Ed è giusto che se è stato commesso un reato, sia la magistratura a intervenire. Però la fretta con cui oggi certi vescovi tendono a esorcizzare il problema, quasi che quei loro sacerdoti fossero alieni piovuti da Marte e infiltratisi tra il clero, è un po’ sospetta. Allo stesso modo lascia perplessi l’atteggiamento opposto, quello che trincerandosi dietro il rispetto delle norme canoniche, il diritto alla difesa che non può essere mai negato, la presunzione d’innocenza e la necessità di non creare scandalo, finisce per sopire, per non avvertire il problema in tutta la sua drammaticità.
Ciò che sembra mancare, in entrambi i casi, è uno sguardo autenticamente cristiano e realista.
Lo sguardo cristiano non può non partire dalla coscienza del peccato originale, una ferita dalla quale i preti e anche i vescovi, in quanto uomini, non sono immuni. Dunque l’abisso del peccato, anche quello più abominevole - le parole più dure di Gesù nel Vangelo sono proprio per chi scandalizza i piccoli: «Sarebbe meglio per lui che gli fosse messa al collo una macina da mulino e fosse gettato nel mare» - è qualcosa con cui fare i conti e per il quale chiedere perdono.
Gli scandali, in ogni caso, evidenziano non soltanto le mancanze del clero, ma anche quelle della gerarchia. Non è giusto generalizzare, specie in momenti come questo, ma bisogna pur riconoscelo.

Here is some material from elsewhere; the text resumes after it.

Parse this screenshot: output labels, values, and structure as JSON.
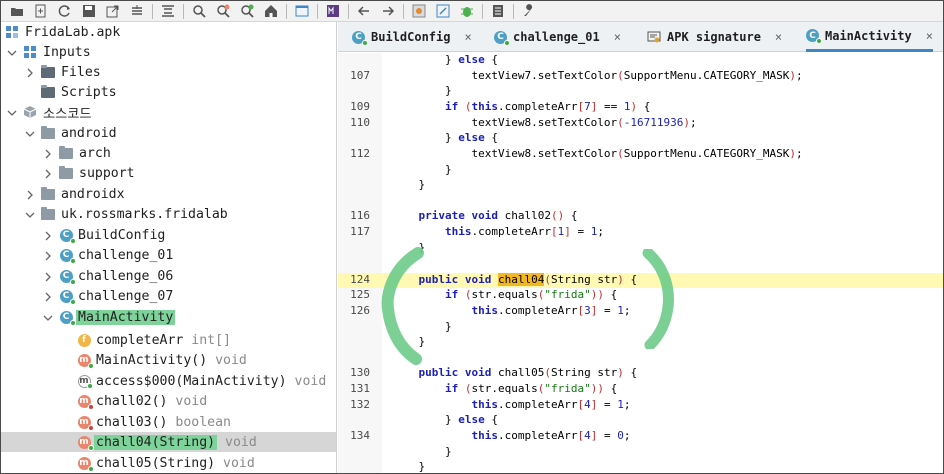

Ci sono vescovi che non hanno saputo intervenire, guardare in faccia il problema, affrontarlo. Ci sono vescovi che non hanno saputo impedire che il sacerdote accusato potesse ancora nuocere e soprattutto non hanno saputo esprimere la necessaria vicinanza alle vittime e il dovuto sostegno alle loro famiglie davastate dopo un’esperienza del genere. Oggi si sbatte immediatamente sulle prime pagine la foto del prete soltanto sospettato di essere un molestatore di bambini, mentre fino a ieri, di fronte a molteplici e concordanti accuse, ci si limitava a trasferirlo da una parrocchia all’altra, dove il pedofilo poteva ricominciare, indisturbato, a compiere abusi.
Una domanda seria sulla capacità di governo nella Chiesa, nelle diocesi innanzitutto, è quella che più manca nella riflessione di queste ore. Anche perché, ponendosela, bisognerebbe riconoscere che la storia recente della Chiesa non è stata tutta rose e fiori: andrebbero rivisti meccanismi e criteri che portano alla designazione dei vescovi come pure ci si dovrebbe interrogare su come questi esercitino la loro paternità nei confronti dei loro preti, i quali talvolta rischiano di diventare soltanto anonime pedine nelle mani della burocrazia ecclesiastica. E bisognerebbe interrogarsi pure sull’adeguatezza della formazione offerta nei seminari, visti certi risultati, che al di là dei casi patologici di cui si sta discutendo, mostrano quanta instabilità affettiva vi sia nei sacerdoti.
La Chiesa cattolica non può affrontare il problema degli abusi sui minori come una qualsiasi categoria professionale, senza lo sguardo della fede. Una fede che oggi è messa in crisi e appare indebolita.
C’è attesa dunque per la lettera di Benedetto XVI ai fedeli d’Irlanda, che verrà resa nota nelle prossime settimane: Papa Ratzinger, fautore da molti anni della linea della fermezza disciplinare, saprà coniugare la «tolleranza zero» con la responsabilità e con uno sguardo autenticamente cristiano.